Distruttore silenzioso.

Una piaga, quella dei carburanti adulterati, soltanto in parte arginata dai sequestri di prodotti petroliferi di provenienza illecita, che la Guardia di finanza effettua con sempre maggior frequenza. Per far comprendere pienamente la serietà del problema, occorre ricordare perché il cloro è pericoloso per i motori a benzina (ma il processo è analogo per quelli diesel). Immaginate di aver fatto il pieno con un carburante che contenga una parte della sostanza pericolosa. Una volta arrivato nei cilindri attraverso l’impianto d’iniezione, il cloro partecipa al processo di combustione, nel quale si raggiungono temperature elevate, per essere poi espulso nell’impianto di scarico. Nei propulsori a benzina di ultima generazione, la necessità di abbattere le concentrazioni degli ossidi di azoto ha imposto l’utilizzo di valvole Egr ad alta efficienza per il trattamento dei gas di scarico, prima che questi compiano il tragitto finale ed essere emessi nell’atmosfera. Purtroppo, i fumi della combustione contaminati dal cloro trovano terreno fertile all’interno delle valvole Egr, con pressioni, umidità e temperature tali da rendere l’azione corrosiva particolarmente aggressiva.

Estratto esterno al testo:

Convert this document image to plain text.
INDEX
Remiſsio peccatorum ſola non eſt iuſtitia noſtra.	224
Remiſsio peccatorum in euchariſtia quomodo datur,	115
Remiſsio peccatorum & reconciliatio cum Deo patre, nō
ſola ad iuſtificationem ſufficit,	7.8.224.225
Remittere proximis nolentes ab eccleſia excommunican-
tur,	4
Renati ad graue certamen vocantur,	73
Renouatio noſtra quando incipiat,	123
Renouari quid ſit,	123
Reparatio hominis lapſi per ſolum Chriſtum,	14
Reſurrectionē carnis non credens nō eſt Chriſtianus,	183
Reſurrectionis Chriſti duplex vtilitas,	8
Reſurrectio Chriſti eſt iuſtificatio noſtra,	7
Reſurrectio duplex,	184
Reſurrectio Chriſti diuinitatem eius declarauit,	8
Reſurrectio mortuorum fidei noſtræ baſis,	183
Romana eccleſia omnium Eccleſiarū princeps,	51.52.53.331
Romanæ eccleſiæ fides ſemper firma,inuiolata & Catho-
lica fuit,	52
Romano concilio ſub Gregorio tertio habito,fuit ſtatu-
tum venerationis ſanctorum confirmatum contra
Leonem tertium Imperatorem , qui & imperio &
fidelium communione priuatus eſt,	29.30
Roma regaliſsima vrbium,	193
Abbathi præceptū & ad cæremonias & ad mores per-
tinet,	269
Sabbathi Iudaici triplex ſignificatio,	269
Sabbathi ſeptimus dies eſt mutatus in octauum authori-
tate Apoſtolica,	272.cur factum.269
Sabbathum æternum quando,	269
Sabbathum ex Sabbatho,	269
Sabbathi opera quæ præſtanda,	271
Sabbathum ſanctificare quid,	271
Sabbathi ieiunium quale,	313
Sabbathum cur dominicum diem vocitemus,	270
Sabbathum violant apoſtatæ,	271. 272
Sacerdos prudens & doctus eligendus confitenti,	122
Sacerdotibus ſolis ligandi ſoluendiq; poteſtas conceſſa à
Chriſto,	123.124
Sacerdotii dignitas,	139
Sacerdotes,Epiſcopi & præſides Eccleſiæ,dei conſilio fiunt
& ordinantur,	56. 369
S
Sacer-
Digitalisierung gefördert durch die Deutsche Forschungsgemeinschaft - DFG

Il problema, tuttavia, non è subito percepibile dall’automobilista, perché il motore non mostra malfunzionamenti subito dopo che è stato fatto il pieno “sporco”, come invece può accadere se il carburante è impuro o mescolato ad acqua. Le prime avvisaglie del danno possono arrivare anche diversi mesi dopo il rifornimento incriminato: il lasso di tempo dipende dal tipo di motore, dalle sue condizioni e dall’utilizzo che si fa della vettura. Il fatto che in genere non ci si rifornisce sempre dalla stessa pompa rende difficile risalire al colpevole. Comunque, è probabile che, a un certo punto, l’auto inizi a manifestare irregolarità di alimentazione e a spegnersi inaspettatamente. Quando, poi, la corrosione arriva all’ultimo stadio, le pareti di metallo dello scambiatore di calore dell’Egr cedono: si verifica una perdita di liquido refrigerante e il livello all’interno del vaso di espansione si abbassa. Se l’automobilista non è attento, a un certo punto la vettura comincia a emettere fumo bianco, avvisandolo in maniera inequivocabile del danno quando ormai è troppo tardi. Senza contare eventuali commistioni con l’olio del motore, che possono ridurre le capacità lubrificanti.